Fukushima Number One

As reported in my article "Homer Simpson: Man of the Atom" in Trap Door magazine, I once got to run a nuclear reactor — admittedly, a low-power one used only for training students. This hardly makes me an authority on nuclear power, but I do know something about risk management.

Like many of you, I'm following the evolving Fukushima Dai-ichi Nuclear Power Station story with great interest. I'm a pro-nuclear safety conscious environmentalist, if that makes any sense. I think a lot of anti-nuclear sentiment is rooted in emotion rather than analysis, and contains the same anti-science bias that I object to so strongly when practiced by the right wing.

That doesn't make the case for nuclear power a slam dunk by any means. The downsides are obvious and substantial, and the tendency to rely on nuclear power generation to supply plutonium for other purposes has led to what seem to me to be false choices. I'm following with interest the discussion of thorium reactors, and I think the investment we're making in fusion is ridiculously low. That doesn't mean I don't like wind and solar as well. But all forms of power impose risks and costs.

The question in risk management isn't whether a proposed solution has drawbacks (technically known as secondary risks). Most proposed solutions, regardless of the problem under discussion, tend to have secondary risks and consequences.
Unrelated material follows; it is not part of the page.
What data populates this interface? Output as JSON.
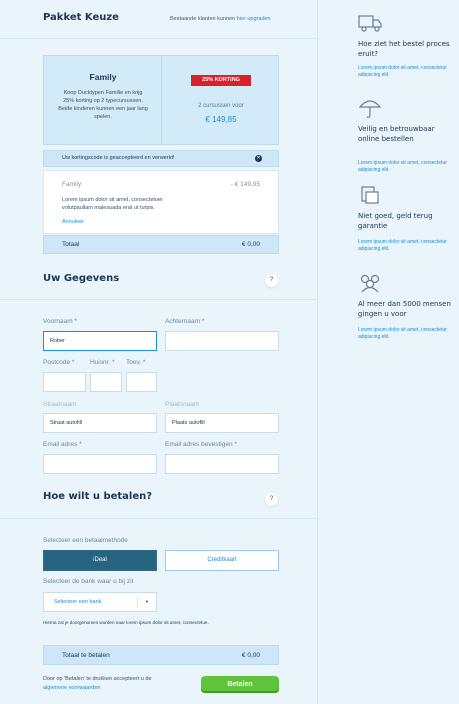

The three questions about secondary risk that matter are:

  1. How acceptable is the secondary risk? The impact and likelihood of secondary risks can vary greatly. Some secondary risks are no big deal. We accept them and move on. Others are far more serious. A secondary risk can indeed turn out to be much greater than the primary risk would have been.
  2. How manageable is the secondary risk? A secondary risk, like a primary one, may be quite terrible if you don't do anything about it. The key word, of course, is "if." What can be done to manage or reduce the secondary risk? 
  3. How does the secondary risk compare to other options? As I've argued elsewhere, the management difference between "bad" and "worse" is often more important than the difference between good and bad. If the secondary risk of this solution is high, and if you can't do anything meaningful to reduce it, you still have to compare it to your other options, whatever they are.
In the case of nuclear power, the unmitigated secondary risk is unacceptably high. But all that does is demonstrate that the risk needs to be mitigated — reduced to some acceptable level. Ideally, that level is zero, but that may not be possible, and it may not be cost-effective to reduce it beyond a certain point. The leftover risk, whatever it is, is known as residual risk. Residual risk is what we need to worry about. Like with secondary risk, the three questions of acceptability, manageability, and comparison help us judge the importance of the residual risk.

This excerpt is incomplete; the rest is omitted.